The suggestion is so exceedingly random that I ignore her and grab a pillow to put under her head instead. It is at least two minutes before she speaks again.
“Take it, Olive.”
“Ami, no way.” Her honeymoon is an all-inclusive ten-day trip to Maui that she won by filling out over a thousand entry forms. I know because I helped her put the stamps on at least half of them.
“It’s nonrefundable. We’re supposed to leave tomorrow and . . .” She has to take a break to dry-heave. “There’s no way.”
“I’ll call them. I’m sure they’ll work around this situation, come on.”
She shakes her head and then hurls up the water I made her sip. When she speaks, she sounds froggy, like she’s the victim of a demon possession. “They won’t.”
My poor sister has turned into a swamp creature; I’ve never seen anyone this shade of gray before.
“They don’t care about illness or injury, it’s in the contract.” She falls back onto the floor and stares up at the ceiling.

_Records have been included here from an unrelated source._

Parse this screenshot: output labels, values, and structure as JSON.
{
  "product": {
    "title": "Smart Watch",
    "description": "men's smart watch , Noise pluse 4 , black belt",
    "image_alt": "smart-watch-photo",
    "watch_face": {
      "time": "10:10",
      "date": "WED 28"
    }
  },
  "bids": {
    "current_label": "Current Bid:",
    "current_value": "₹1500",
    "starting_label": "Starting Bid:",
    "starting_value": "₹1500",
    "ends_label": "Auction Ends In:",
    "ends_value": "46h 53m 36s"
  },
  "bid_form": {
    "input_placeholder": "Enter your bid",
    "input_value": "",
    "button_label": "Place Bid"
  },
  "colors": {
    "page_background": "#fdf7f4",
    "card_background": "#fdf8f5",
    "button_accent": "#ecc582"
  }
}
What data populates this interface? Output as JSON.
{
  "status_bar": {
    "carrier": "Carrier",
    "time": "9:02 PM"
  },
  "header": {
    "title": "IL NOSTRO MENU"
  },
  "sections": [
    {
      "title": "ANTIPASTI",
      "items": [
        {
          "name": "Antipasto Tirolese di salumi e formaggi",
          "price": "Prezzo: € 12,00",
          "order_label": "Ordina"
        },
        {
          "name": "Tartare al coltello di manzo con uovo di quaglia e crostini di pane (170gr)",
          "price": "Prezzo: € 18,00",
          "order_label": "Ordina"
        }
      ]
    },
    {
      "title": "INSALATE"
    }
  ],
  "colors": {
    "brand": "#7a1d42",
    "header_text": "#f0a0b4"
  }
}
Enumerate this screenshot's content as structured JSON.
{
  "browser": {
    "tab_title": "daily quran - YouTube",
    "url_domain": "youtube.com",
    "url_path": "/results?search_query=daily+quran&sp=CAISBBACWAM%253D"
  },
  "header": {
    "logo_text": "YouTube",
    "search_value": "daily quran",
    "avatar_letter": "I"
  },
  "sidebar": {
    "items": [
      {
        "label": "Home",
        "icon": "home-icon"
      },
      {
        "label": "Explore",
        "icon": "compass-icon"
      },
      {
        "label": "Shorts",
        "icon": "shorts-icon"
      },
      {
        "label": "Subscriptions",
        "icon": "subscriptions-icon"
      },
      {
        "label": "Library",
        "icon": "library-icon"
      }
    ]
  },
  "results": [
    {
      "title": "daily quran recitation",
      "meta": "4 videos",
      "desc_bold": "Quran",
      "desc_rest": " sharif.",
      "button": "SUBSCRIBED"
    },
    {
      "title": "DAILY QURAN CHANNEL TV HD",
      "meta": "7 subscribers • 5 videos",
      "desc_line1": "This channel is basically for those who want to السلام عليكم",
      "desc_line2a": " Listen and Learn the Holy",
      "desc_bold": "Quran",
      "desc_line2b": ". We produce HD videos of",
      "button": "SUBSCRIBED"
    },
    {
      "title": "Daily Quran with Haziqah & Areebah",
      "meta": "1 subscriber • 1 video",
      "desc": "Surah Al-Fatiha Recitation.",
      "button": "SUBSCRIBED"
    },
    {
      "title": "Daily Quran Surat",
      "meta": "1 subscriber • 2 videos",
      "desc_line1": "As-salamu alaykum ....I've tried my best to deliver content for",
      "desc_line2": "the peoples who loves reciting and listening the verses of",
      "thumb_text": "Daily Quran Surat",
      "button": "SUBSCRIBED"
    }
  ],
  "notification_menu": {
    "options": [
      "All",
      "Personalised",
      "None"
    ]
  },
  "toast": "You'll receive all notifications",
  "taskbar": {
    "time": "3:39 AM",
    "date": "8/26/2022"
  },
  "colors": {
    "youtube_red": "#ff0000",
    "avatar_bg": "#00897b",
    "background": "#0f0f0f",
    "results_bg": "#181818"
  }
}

“Why are you even worried about this right now?” I ask, though in reality I know the answer. I adore my sister, but even viol
ent illness won’t get between her and redeeming a prize fairly won.
“You can use my ID to check in,” she says. “Just pretend you’re me.”
“Ami Torres, that’s illegal!”
Rolling her head so she can see me, she gives me a look so comically blank, I have to stifle a laugh.
“Okay, I realize it isn’t your priority right now,” I say.
“It is, though.” She struggles to sit up. “I will be so stressed out about this if you don’t take it.”
I stare at her, and conflict makes my words come out tangled and thick. “I don’t want to leave you. And I also don’t want to be arrested for fraud.” I can tell she isn’t going to let this go. Finally, I give in. “Okay. Just let me call them and see what I can do.”
Twenty minutes later, and I know she’s right: the customer service representative for Aline Voyage Vacations gives zero damns about my sister’s bowels or esophagus. According to Google and a physician the hotel called in who is slowly making the rounds to each guest room, Ami is unlikely to recover by next week, let alone tomorrow.
If she or her designated guest doesn’t take the trip, it’s gone.
“I’m sorry, Ami. This feels monumentally unfair,” I say.
“Look,” she begins, and then dry-heaves a few times, “consider this the moment your luck changes.”
“Two hundred people threw up during Olive’s speech,” Diego reminds us all from the floor.
Ami manages to push herself up, supporting herself against the couch. “I’m serious. You should go, Ollie. You didn’t get sick. You need to celebrate that.”
Something inside me, a tiny kernel of sunshine, peeks out from behind a cloud, and then disappears again.